Estava com uma espécie de sentimento patriótico ao ir até o Xópis assitir a esse verdadeiro evento. É isso aí, os grandes lançamentos não são apenas filmes comuns, são big happenings, daqueles em que já se vende a idéia embutida de que se você não assistir no primeiro final de semana, vai ficar de fora do assunto mais quente nas rodas de amigos de segunda até quinta-feira. Sentimento patrióta porque sempre fui um grande fã das histórias em quadrinhos dos mutantes do tio Stan Lee. O filme é técnicamente perfeito, o roteiro é muito bem elaborado e a lingüagem dos quadrinhos foi levada à perfeição para as telonas. Muito se deve ao diretor, Brian Singer, também leitor de HQs de longa data. O fato da história ser centrada em Wolverine também ajuda muito já que além de ser o personagem preferido dos fãs, é o que se mantém mais fiel ao espírito quadrinístico e é muito bem caracterizado e interpretado (o único que consegue roubar a cena algumas vezes é o Notuno). O fato de X-Men 2 logicamente suceder ao X-Men um também é de grande ajuda, visto que os personagens principais já são conhecidos do grande público, partindo-se então para a ação, logo de cara - sem a necessidade de explicar o que é mutante e o que defendem Magneto e o Professor X. Outro ponto muito interessante e que faz o filme ser ainda mais saboroso é a constatação de que as Leis de Murphy também agem sobre os heróis. Exemplo clássico é a cena em que Tempestade usa seus poderes para impedir que a nave onde os "homens-X" seja atingido por mísseis e o final do filme, que sem estragar a surpresa, deixa uma grande lacuna para uma terceira seqüencia. Enfim, o filme é danado de bom para quem quer um tipo de experiência que inclui pipoca, climax e aventura (alías, o Cinemark tá dando bonés do filme para quem compra pipoca e refrigerante - claro que eu tive que comprar um, né?).

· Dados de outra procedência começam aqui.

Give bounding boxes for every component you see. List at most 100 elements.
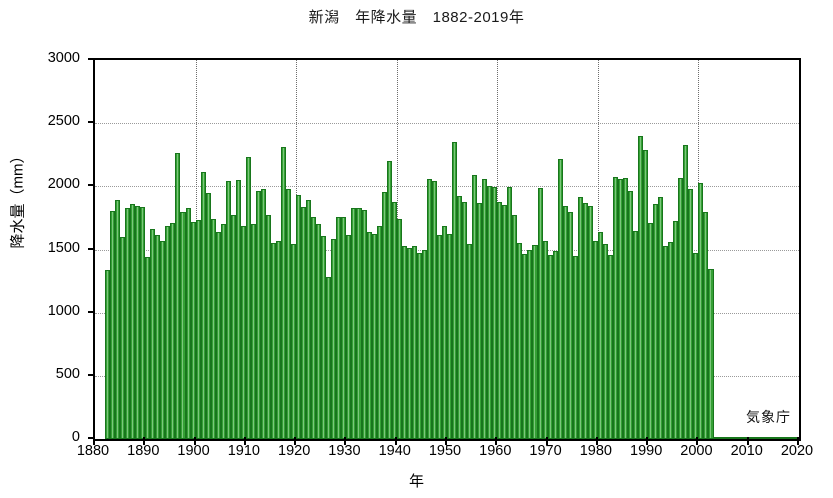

Mas voltando ao assunto do filme como um produto capaz de produzir experiências, nada melhor que Dançando no Escuro, um dos mais belos filmes de todos os tempos, na minha modesta opinião. É claro que não sou expert em cinema. Mas de todas as produções que acompanhei nos últimos...digamos... cinco a dez anos, com certeza é um dos mais expressivos. Te conto que ainda não tinha visto o longa por pura implicância com a protagonista. A cantora-islandesa-que-gosta-de-se-fantasiar-de-cisne Björk. É claro que não há base para se fazer uma comparação, principalmente porque as propostas de cada um são completamente opostas, para públicos diferentes e com uma campanha de marketing massificante para os mutantes da Marvel. Mas Dançando no Escuro tem algo muito além da experiência visual e sonora de X-Men. É um filme produzido com alma e paixão, uma verdadeira homenagem aos antigos musicais de Hollywood. A história é densa, mostra a vida de Selma Jezcova, uma imigrande Checoeslovaca nos EUA, apaixonada por musicais e que tem uma doença que a faz ir perdendo a visão com o passar do ano. E seu filho de 12 anos, Gene, sofre do mesmo mal. Então Selma é obrigada a trabalhar incessantemente para juntar dinheiro e pagar uma operação corretiva no menino, sem que ele saiba. Ela trabalha em uma fábrica de pias e tem o costume de se distrair com os sons que acabam se transformando em música na imaginação de Selma, dando a deixa para as cenas musicais muito bem produzidas, uma verdadeira aula de direção do dinamarquês Lars von Trier. É muito interessante perceber os dois lados da personalidade de Selma - a empregada melancólica que é obrigada a trapacear em testes de visão para continuar trabalhando (com dificuldades) e a diva alegre e sorridente dos musicais de sua imaginação. Um filme que emociona e nos faz diferentes após assití-lo.

Não quero dizer que um filme é superior ao outro. Mas apenas chamar a atenção para não se deixar levar apenas por mega-lançamentos. Filmes lançados fora do circuito trazem um pouco de arte e brilho para essa indústria viciada e conservadora como é a cinematográfica. Até porque o cinema deveria desafiar o expectador e não tornar a história mais fácil e acessível. Bom, mas isso é assunto pra outra hora. Pra quando eu decidir escrever um post sobre Cidade dos Sonhos, a obra-prima mais recente do David Linch.